As we fast forward even more, take the same couple who is now in their late 40s/early 50s. Now they have three children, two in high school and their youngest just starting middle school. While this couple has been saving in earnest, the expenses keep on coming in faster than their incomes and savings are growing. Just over the horizon some of their largest expenses are coming up—college costs that the couple is planning to pay for their children. Again, a major disability to either of these individuals can cause a major derailment to their intentions and planning. Need motivates action. This couple needs to make sure that if one of them has a qualifying disability, they have disability insurance.
Changing the scenario a little, say that each one of these professionals also decided to open up their own professional practice along the way.

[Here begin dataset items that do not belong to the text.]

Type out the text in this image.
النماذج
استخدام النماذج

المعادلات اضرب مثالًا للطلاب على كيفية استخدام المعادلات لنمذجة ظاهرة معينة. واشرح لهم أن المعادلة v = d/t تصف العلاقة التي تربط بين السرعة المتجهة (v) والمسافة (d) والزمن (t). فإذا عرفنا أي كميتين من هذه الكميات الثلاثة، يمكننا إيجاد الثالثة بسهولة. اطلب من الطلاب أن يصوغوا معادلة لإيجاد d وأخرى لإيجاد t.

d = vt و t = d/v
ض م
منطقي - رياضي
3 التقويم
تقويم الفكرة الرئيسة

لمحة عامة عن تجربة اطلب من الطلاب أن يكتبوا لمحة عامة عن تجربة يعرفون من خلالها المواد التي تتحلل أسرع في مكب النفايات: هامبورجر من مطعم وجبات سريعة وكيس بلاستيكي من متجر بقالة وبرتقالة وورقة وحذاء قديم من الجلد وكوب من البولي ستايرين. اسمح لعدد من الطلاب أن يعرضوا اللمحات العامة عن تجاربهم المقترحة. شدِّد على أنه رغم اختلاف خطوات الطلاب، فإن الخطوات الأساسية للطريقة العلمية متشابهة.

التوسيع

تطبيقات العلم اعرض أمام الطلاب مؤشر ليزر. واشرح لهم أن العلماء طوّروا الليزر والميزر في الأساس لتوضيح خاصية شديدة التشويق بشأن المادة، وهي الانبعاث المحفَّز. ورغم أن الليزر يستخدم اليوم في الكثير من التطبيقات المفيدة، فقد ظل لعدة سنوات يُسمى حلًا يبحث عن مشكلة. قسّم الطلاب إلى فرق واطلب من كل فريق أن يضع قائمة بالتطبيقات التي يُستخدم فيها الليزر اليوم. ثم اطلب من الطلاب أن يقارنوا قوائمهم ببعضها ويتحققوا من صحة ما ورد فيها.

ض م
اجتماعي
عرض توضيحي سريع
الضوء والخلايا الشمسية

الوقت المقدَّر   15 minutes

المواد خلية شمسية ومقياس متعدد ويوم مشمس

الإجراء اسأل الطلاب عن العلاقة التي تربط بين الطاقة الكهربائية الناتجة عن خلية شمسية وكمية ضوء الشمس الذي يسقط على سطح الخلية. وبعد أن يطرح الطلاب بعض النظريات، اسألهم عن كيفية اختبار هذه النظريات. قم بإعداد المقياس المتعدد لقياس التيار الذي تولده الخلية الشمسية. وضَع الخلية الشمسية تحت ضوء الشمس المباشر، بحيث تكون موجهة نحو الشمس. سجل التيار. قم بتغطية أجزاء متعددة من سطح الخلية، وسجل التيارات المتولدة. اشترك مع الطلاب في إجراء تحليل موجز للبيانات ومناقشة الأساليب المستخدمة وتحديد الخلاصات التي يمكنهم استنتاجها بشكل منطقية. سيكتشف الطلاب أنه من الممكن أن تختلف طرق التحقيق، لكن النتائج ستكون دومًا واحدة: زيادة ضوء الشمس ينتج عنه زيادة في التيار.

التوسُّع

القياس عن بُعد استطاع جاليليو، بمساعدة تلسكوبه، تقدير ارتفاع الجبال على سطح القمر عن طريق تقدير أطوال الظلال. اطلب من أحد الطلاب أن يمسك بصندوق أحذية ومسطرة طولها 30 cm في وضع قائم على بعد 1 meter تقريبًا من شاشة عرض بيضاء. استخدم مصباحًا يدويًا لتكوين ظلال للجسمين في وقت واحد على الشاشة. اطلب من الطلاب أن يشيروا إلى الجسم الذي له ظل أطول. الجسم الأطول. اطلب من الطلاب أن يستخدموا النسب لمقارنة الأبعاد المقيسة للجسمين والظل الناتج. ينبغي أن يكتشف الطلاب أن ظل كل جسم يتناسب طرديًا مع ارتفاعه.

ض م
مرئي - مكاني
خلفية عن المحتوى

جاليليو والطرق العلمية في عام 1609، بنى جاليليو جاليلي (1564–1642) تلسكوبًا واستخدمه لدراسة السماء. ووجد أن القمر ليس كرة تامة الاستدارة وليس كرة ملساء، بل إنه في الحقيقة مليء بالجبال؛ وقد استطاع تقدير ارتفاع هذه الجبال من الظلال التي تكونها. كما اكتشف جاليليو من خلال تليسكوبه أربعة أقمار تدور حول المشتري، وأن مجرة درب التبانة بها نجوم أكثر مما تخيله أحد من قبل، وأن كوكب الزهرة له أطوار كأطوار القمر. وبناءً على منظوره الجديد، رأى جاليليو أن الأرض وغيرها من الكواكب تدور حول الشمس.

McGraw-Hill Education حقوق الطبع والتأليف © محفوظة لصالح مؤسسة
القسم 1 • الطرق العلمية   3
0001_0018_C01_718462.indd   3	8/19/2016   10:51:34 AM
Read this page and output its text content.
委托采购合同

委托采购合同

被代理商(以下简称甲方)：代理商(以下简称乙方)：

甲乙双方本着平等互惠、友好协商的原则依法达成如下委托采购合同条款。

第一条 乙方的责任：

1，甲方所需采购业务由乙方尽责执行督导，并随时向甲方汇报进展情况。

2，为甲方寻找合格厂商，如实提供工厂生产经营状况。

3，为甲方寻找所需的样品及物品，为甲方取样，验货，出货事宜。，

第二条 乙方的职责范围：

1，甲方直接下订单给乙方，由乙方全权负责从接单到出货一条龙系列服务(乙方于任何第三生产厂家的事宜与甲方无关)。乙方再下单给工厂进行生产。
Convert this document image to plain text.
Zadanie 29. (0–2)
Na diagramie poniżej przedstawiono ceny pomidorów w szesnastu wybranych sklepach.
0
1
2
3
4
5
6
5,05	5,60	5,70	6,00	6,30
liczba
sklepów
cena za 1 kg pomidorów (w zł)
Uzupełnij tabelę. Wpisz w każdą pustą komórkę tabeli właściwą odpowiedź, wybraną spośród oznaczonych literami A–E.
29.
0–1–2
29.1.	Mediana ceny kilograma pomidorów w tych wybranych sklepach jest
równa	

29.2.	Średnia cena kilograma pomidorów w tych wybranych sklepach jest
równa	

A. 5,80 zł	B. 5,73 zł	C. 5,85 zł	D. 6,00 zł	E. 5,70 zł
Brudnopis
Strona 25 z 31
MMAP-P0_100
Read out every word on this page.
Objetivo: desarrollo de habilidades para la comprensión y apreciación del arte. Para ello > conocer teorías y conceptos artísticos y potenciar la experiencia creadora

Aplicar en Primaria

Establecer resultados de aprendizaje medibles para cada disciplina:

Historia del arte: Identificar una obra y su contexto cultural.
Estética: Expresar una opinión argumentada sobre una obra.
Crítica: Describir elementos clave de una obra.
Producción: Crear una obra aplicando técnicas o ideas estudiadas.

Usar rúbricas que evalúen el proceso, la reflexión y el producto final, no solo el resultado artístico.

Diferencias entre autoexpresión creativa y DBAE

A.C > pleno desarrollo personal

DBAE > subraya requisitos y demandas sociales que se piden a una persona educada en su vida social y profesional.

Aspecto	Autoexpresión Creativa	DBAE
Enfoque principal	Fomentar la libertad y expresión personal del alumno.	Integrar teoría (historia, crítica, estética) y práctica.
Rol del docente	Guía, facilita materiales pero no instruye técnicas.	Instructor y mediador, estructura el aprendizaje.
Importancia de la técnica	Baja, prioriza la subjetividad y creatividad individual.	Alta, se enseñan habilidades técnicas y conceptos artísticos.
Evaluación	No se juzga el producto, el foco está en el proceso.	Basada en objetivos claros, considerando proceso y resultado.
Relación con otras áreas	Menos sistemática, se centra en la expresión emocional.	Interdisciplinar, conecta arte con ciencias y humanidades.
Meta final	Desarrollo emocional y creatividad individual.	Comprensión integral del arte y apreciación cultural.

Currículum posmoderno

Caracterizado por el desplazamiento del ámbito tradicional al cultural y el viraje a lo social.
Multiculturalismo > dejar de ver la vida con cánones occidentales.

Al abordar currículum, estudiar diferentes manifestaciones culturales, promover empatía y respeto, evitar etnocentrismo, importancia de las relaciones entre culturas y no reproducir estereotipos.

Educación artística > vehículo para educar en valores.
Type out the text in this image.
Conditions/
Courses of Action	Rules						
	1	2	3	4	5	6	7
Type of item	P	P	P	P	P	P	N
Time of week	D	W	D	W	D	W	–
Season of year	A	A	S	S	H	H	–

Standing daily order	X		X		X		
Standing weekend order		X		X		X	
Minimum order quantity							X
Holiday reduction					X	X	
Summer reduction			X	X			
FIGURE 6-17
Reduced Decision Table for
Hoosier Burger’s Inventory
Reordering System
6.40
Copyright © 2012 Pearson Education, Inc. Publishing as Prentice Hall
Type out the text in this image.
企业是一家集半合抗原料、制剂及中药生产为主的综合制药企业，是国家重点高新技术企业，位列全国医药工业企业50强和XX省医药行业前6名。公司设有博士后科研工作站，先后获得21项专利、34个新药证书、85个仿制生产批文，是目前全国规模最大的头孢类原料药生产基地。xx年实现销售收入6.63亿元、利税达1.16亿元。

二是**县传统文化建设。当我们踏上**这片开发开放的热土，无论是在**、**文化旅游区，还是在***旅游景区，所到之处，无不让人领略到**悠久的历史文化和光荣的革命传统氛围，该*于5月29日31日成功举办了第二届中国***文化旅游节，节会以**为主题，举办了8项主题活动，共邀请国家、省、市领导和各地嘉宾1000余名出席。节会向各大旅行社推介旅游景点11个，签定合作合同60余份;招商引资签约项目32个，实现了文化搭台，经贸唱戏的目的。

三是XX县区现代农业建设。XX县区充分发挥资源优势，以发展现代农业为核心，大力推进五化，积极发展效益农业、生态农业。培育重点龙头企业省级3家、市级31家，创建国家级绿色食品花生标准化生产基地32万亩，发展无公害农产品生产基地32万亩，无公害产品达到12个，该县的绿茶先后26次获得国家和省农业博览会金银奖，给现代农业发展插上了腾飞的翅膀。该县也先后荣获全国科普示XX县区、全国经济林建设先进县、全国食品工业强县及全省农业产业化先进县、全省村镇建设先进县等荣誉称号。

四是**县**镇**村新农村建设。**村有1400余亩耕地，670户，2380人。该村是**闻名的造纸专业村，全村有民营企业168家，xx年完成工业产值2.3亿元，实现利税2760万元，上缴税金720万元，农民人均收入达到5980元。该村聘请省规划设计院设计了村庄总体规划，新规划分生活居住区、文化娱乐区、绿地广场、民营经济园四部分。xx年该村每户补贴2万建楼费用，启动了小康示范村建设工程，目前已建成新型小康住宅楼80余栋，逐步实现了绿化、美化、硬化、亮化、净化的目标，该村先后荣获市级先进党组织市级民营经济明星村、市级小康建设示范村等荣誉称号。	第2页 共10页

So, our veterinarian now has her own practice and her husband, the attorney, now has his own practice as well. Those practices come with their own expenses and obligations. Each firm needs a location to practice, so rent or a mortgage, utilities, staff to support the main purpose of the practice, and other expenses. This is why a cogent adviser would also recommend these clients each own a business overhead expense policy. This business type of disability policy is designed to help protect these types of clients from many of the business expenses they have most likely personally obligated themselves.
Look in your files and take note when you have these types of clients. Needs based selling is the only selling we recommend, so when you have clients like these, remember to reach out to your disability MGA for quotes, education, and how to process with ease.